Technovation offers girls around the world the opportunity to learn the skills they need to emerge as tech entrepreneurs and leaders. Every year we invite girls to identify a problem in their community, and then challenge them to solve it.
The Technovation challenge is an international competition in which girls between the ages of 10 and 18, from more than 100 countries, participate. Technovation offers girls around the world the opportunity to learn the skills they need to emerge as entrepreneurs and technology leaders. Each year the girls are invited to identify a problem in their community and to solve it. The girls work in teams to build a mobile application and a business plan to launch this application.
Technovation is a program ran by Iridescent, a non-profit educational association that prepares engineers to provide cutting-edge STEM training to disadvantaged girls, boys and their families. Associations such as the Peace Corps or UNESCO support this initiative, which has collaborators such as Google, Verizon, IBM or Walmart, among others.
Technovation's curriculum takes students through 4 stages of launching a mobile app startup, inspired by the principles of design thinking:
- Ideation: Identify a problem
- Technology: Develop a mobile app solution
- Entrepreneurship: Build a business plan to launch the app
- Pitch: Bring the business to market
Technovation has a profound impact on students and mentors.
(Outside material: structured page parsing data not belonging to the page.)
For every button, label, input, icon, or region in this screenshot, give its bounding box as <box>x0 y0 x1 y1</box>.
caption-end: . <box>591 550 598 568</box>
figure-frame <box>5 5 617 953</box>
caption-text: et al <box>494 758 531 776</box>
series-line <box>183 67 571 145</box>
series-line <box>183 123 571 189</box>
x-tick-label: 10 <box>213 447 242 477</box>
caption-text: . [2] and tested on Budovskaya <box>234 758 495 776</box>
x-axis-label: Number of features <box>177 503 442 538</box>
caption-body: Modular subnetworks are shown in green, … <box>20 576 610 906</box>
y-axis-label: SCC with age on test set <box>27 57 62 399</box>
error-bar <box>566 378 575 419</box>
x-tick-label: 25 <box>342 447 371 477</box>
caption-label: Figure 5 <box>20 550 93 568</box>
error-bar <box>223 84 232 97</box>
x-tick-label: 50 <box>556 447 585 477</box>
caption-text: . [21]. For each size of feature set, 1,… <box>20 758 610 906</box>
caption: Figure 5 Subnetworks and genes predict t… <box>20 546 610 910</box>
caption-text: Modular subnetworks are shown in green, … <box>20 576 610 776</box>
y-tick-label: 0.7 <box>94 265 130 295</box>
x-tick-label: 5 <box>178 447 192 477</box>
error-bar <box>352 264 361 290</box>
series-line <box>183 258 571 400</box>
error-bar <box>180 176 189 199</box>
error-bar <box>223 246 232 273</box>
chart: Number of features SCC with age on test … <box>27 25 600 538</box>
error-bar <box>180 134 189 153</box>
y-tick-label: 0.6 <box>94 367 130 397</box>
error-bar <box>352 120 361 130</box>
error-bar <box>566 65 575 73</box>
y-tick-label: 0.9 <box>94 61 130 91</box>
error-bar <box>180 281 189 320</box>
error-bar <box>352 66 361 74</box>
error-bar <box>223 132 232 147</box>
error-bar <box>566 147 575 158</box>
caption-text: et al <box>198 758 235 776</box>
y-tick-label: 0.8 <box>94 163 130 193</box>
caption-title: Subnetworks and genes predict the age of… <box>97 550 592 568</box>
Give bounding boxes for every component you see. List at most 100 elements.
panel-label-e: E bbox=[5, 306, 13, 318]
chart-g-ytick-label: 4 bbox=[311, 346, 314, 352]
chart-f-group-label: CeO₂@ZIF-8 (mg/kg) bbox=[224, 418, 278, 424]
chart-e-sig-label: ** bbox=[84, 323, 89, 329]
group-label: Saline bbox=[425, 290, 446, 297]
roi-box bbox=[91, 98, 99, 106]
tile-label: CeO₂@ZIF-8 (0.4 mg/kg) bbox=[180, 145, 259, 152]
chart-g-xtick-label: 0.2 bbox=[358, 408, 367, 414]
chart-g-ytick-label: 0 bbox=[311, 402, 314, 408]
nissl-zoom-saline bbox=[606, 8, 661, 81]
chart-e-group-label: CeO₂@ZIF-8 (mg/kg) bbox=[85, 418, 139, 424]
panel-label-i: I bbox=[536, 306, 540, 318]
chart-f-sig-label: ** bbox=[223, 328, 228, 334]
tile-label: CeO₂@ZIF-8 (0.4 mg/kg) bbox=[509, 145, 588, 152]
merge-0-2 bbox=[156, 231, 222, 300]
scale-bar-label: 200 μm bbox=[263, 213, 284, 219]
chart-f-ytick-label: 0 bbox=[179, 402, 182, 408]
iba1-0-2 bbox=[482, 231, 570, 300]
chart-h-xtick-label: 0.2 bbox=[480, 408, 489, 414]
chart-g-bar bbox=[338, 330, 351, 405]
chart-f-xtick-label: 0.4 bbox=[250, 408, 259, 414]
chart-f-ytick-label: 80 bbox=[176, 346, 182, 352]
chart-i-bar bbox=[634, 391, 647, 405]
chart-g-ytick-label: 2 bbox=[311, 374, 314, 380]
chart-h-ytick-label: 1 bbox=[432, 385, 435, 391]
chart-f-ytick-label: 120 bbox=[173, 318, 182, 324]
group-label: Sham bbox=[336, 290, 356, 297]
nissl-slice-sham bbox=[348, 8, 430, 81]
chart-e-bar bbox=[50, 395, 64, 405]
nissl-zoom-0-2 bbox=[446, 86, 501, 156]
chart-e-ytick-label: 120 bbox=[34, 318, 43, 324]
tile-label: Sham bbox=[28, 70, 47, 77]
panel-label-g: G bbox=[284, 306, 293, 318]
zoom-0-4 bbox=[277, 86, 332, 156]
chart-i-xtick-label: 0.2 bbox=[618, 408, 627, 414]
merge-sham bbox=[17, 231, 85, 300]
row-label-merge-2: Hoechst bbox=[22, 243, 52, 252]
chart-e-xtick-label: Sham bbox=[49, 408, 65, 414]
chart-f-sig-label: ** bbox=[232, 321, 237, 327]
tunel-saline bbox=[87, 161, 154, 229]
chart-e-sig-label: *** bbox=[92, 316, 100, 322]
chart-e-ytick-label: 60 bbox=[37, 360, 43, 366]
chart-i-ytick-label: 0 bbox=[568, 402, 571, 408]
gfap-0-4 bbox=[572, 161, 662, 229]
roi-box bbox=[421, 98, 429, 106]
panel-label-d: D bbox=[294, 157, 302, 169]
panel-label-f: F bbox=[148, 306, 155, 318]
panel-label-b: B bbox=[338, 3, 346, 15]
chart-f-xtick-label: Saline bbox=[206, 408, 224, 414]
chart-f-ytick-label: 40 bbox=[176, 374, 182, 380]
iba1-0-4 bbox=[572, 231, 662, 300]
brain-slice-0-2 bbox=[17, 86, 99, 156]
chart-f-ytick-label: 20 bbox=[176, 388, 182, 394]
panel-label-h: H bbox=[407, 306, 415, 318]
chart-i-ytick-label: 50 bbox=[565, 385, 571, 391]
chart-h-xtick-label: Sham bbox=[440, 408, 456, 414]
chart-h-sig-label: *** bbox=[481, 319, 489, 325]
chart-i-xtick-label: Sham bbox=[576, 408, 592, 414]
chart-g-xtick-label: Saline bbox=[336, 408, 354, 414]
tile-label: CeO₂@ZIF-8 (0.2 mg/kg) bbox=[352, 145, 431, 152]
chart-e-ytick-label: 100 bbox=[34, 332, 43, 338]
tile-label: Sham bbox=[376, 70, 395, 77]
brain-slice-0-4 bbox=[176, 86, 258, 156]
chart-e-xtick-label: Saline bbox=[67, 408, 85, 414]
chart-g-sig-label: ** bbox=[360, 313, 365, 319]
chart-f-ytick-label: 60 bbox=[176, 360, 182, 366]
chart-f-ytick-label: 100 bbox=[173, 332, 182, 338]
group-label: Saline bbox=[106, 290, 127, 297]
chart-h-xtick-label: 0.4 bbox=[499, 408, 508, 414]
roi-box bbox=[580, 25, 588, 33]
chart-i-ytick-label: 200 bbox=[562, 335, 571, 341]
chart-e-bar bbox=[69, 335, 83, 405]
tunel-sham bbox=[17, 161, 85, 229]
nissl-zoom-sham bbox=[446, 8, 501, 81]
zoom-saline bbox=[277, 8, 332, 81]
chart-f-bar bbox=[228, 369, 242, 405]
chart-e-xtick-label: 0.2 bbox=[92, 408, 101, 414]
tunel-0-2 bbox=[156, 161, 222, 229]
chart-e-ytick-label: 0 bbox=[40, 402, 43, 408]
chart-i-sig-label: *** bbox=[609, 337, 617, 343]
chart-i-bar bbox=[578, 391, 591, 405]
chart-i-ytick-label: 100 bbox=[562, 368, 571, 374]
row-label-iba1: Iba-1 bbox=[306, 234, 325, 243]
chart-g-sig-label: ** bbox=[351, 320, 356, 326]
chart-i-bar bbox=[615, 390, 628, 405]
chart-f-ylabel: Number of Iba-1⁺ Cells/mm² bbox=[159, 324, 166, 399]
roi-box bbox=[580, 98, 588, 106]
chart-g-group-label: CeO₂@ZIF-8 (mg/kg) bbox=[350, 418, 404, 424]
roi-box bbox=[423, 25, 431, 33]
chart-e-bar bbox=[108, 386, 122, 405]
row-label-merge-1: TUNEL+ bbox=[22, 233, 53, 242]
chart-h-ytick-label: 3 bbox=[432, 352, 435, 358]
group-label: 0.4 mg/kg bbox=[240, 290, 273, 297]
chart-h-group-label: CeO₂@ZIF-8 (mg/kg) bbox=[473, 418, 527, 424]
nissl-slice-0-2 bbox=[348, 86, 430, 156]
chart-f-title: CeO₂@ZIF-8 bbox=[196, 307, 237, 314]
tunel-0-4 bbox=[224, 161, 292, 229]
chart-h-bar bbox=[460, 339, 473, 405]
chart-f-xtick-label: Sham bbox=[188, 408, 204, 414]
A five year look-back survey of alumni showed that while most students had little or no experience with computer science before Technovation, their experience with Technovation had a powerful effect. After participating in Technovation, participants were more interested in:
- Computer Science (78%)
- Entrepreneurship (70%)
- Business Leadership (67%)
Additionally, after participating in Technovation:
- 26% of alumnae in college major in CS. This is 65x the national rate of 0.4% of first-year female college students majoring in CS.
- 58% of alumnae enroll in subsequent Computer Science courses.
The first edition of the competition was held in 2010 in San Francisco. In 2015, the documentary CodeGirl, directed by filmmaker Lesley Chilcott, was released, featuring some of the stories of the more than 5,000 young people from more than 60 countries who took part in that year's edition.